Die offenen Deutschen Meisterschaften im Flossenschwimmen in der Schwimmhalle Berlin‑Marzahn entwickelten sich aus Sicht des Landestauchsportverbandes zu einem äußerst erfolgreichen Saisonhöhepunkt. Mit dem SSC Halle und dem Tauchclub Harz Wernigerode präsentierten sich gleich zwei Vereine aus Sachsen‑Anhalt leistungsstark, geschlossen und in allen Altersklassen konkurrenzfähig auf nationalem Niveau.
Der SSC Halle reiste mit einer sechsköpfigen Athletendelegation sowie Trainer Jörg Hoffmann an und überzeugte vor allem durch individuelle Leistungssteigerungen und Medaillenerfolge. Besonders hervorzuheben ist Elias Koch, der mit Bronze über 50 Meter BiFin und Silber über 100 Meter BiFin zwei Podestplätze erkämpfte und damit seine Entwicklung im offenen Bereich eindrucksvoll bestätigte. Auch der Nachwuchs wusste zu überzeugen: Ida Heinemann, erst seit wenigen Monaten im Flossenschwimmen aktiv, etablierte sich bereits in den Top‑5‑Platzierungen und unterstrich das erfolgreiche Nachwuchskonzept des Vereins. Weitere persönliche Bestleistungen durch Tim Frenzel, ein gelungenes Comeback von Meret Gerlach sowie der engagierte Auftritt von Felix Baumbach trotz schulischer Doppelbelastung rundeten das starke Teamergebnis ab. Dass Trainer Jörg Hoffmann selbst in der Masters‑Kategorie an den Start ging, unterstrich zudem die hohe Identifikation und Vorbildwirkung innerhalb des Vereins.
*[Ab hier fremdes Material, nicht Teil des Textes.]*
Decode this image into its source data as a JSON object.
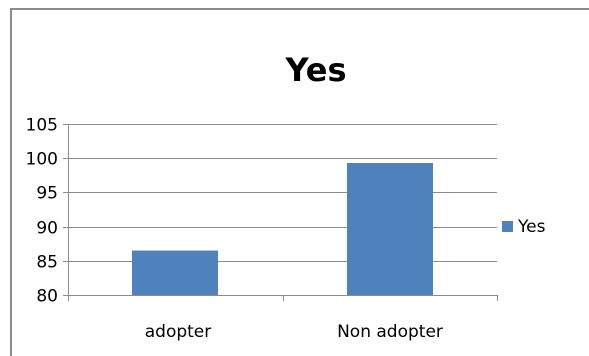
{
  "chart_data": {
    "type": "bar",
    "title": "Yes",
    "categories": [
      "adopter",
      "Non adopter"
    ],
    "series": [
      {
        "name": "Yes",
        "values": [
          86.5,
          99.3
        ],
        "color": "#4f81bd"
      }
    ],
    "ylim": [
      80,
      105
    ],
    "yticks": [
      "105",
      "100",
      "95",
      "90",
      "85",
      "80"
    ],
    "ytick_values": [
      105,
      100,
      95,
      90,
      85,
      80
    ],
    "grid": true,
    "legend": "right"
  }
}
Nicht minder erfolgreich präsentierte sich der Tauchclub Harz Wernigerode, der mit Athletinnen und Athleten von der Jugend bis zu den Masters ein breites Leistungsspektrum abdeckte und alle Medaillenfarben gewann. Internationale Klasse bewiesen einmal mehr Noah Dalichow und Marnie Weißenborn, die ihre Topform bestätigten und mit Vereinsrekorden sowie Goldmedaillen überzeugten. Auch auf den Langstrecken setzte Matty Schmidt mit Gold über 800 und 1500 Meter Flossenschwimmen ein deutliches Ausrufezeichen. Besonders erfreulich aus Verbandssicht waren zudem die zahlreichen persönlichen Bestzeiten junger Athleten sowie die starke Präsenz im Masters‑Bereich. Das Masters‑Team sorgte nicht nur sportlich, sondern auch menschlich für einen Höhepunkt, indem gelebter Teamgeist und ehrenamtliches Engagement eindrucksvoll sichtbar wurden.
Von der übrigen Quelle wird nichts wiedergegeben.